Obwohl die alternierende Erzählweise
von Daniel 1 und Daniel 24 für Abwechslung sorgt, bleibt
die Geschichte bis zum Schluss recht lasch. Dann endlich setzt
sich bei dem weiblichen Neomenschen Marie 23 eine durch und durch
menschliche Eigenschaft durch. Die Sehnsucht veranlasst sie,
auszubrechen und auf einer Insel eine neue Gesellschaftsform
zu suchen, wo sich jenseits von altem Menschsein und Neo-Menschsein
die Individuen in Liebe, Fürsorge und Geborgenheit begegnen.
Auch Daniel 24 folgt dieser Verlockung einer Insel. Wird er sie
finden? Gibt es die Möglichkeit des Glücks?
Im Wesentlichen nichts Neues
Dass die Welt scheisse ist, Glück
unmöglich und schlussendlich alles auf Sex hinausläuft,
ist beim französischen Skandalautor Michel Houellebecq nichts
Neues. Eher neu und enttäuschend ist die Plumpheit, mit
der er diese Themen ausbreitet. Poetische Erwartungen, wie sie
der lyrische Titel weckt, werden höchst selten erfüllt.

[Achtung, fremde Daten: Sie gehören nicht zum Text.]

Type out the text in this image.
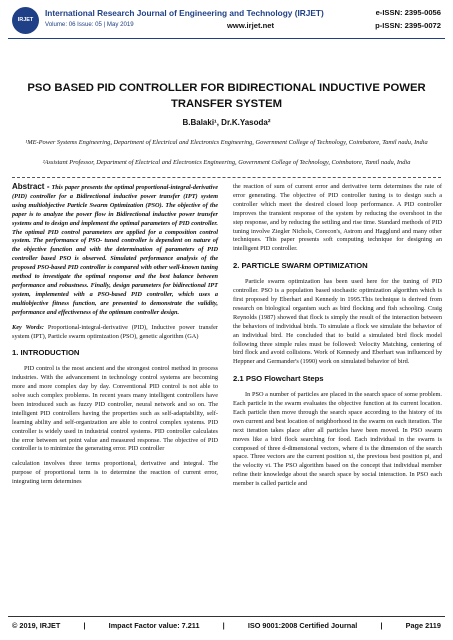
IRJET
International Research Journal of Engineering and Technology (IRJET)	e-ISSN: 2395-0056
Volume: 06 Issue: 05 | May 2019	www.irjet.net	p-ISSN: 2395-0072
PSO BASED PID CONTROLLER FOR BIDIRECTIONAL INDUCTIVE POWER TRANSFER SYSTEM
B.Balaki¹, Dr.K.Yasoda²
¹ME-Power Systems Engineering, Department of Electrical and Electronics Engineering, Government College of Technology, Coimbatore, Tamil nadu, India
²Assistant Professor, Department of Electrical and Electronics Engineering, Government College of Technology, Coimbatore, Tamil nadu, India

Abstract - This paper presents the optimal proportional-integral-derivative (PID) controller for a Bidirectional inductive power transfer (IPT) system using multiobjective Particle Swarm Optimization (PSO). The objective of the paper is to analyze the power flow in Bidirectional inductive power transfer systems and to design and implement the optimal parameters of PID controller. The optimal PID control parameters are applied for a composition control system. The performance of PSO- tuned controller is dependent on nature of the objective function and with the determination of parameters of PID controller based PSO is observed. Simulated performance analysis of the proposed PSO-based PID controller is compared with other well-known tuning method to investigate the optimal response and the best balance between performance and robustness. Finally, design parameters for bidirectional IPT system, implemented with a PSO-based PID controller, which uses a multiobjective fitness function, are presented to demonstrate the validity, performance and effectiveness of the optimum controller design.

Key Words: Proportional-integral-derivative (PID), Inductive power transfer system (IPT), Particle swarm optimization (PSO), genetic algorithm (GA)

1. INTRODUCTION

PID control is the most ancient and the strongest control method in process industries. With the advancement in technology control systems are becoming more and more complex day by day. Conventional PID control is not able to solve such complex problems. In recent years many intelligent controllers have been introduced such as fuzzy PID controller, neural network and so on. The intelligent PID controllers having the properties such as self-adaptability, self-learning ability and self-organization are able to control complex systems. PID controller is widely used in industrial control systems. PID controller calculates the error between set point value and measured response. The objective of PID controller is to minimize the generating error. PID controller

calculation involves three terms proportional, derivative and integral. The purpose of proportional term is to determine the reaction of current error, integrating term determines

the reaction of sum of current error and derivative term determines the rate of error generating. The objective of PID controller tuning is to design such a controller which meet the desired closed loop performance. A PID controller improves the transient response of the system by reducing the overshoot in the step response, and by reducing the settling and rise time. Standard methods of PID tuning involve Ziegler Nichols, Corecon's, Astrom and Hagglund and many other techniques. This paper presents soft computing technique for designing an intelligent PID controller.

2. PARTICLE SWARM OPTIMIZATION

Particle swarm optimization has been used here for the tuning of PID controller. PSO is a population based stochastic optimization algorithm which is first proposed by Eberhart and Kennedy in 1995.This technique is derived from research on biological organism such as bird flocking and fish schooling. Craig Reynolds (1987) showed that flock is simply the result of the interaction between the behaviors of individual birds. To simulate a flock we simulate the behavior of an individual bird. He concluded that to build a simulated bird flock model following three simple rules must be followed: Velocity Matching, centering of bird flock and avoid collisions. Work of Kennedy and Eberhart was influenced by Heppner and Germander's (1990) work on simulated behavior of bird.

2.1 PSO Flowchart Steps

In PSO a number of particles are placed in the search space of some problem. Each particle in the swarm evaluates the objective function at its current location. Each particle then move through the search space according to the history of its own current and best location of neighborhood in the swarm on each iteration. The next iteration takes place after all particles have been moved. In PSO swarm moves like a bird flock searching for food. Each individual in the swarm is composed of three d-dimensional vectors, where d is the dimension of the search space. Three vectors are the current position xi, the previous best position pi, and the velocity vi. The PSO algorithm based on the concept that individual member refine their knowledge about the search space by social interaction. In PSO each member is called particle and

© 2019, IRJET	|	Impact Factor value: 7.211	|	ISO 9001:2008 Certified Journal	|	Page 2119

Lieber beschreibt uns Daniel 1 mehrere Sexsequenzen, die genauso
sinnlos und ekelerregend sind, wie ihm sein Leben scheint. Andererseits
gelingt es Houellebecq einmal mehr, zeitgenössische Ängste,
Entwicklungen und Obsessionen der westlichen Welt haarscharf
auseinander zu nehmen und zu präsentieren. Zivilisation,
Menschlichkeit und ewiges Leben werden ausgeleuchtet und eindeutig
als Zweideutigkeit zwischen Fluch und Segen wahrgenommen. Rudolf
Kowalski und Stefan Hunstein leihen Daniel in diesem bitterbösen
Zeitbild ihre Stimme. Monoton und gefühllos interpretieren
sie Daniel 24, verzweifelt und sehr menschlich scheint die Stimme
von Daniel 1.
Das Hörbuch empfiehlt sich für Leute,
die einen zynischen, gesellschaftskritischen Science-Fiction
schätzen können und nicht schnell rote Ohren bekommen.
Denn einerseits dauert das Hörbuch mit 307 Minuten ganz
schön und andererseits ist Daniels Weltbild zeitweise grob
pornographisch und alles andere als jugendfrei.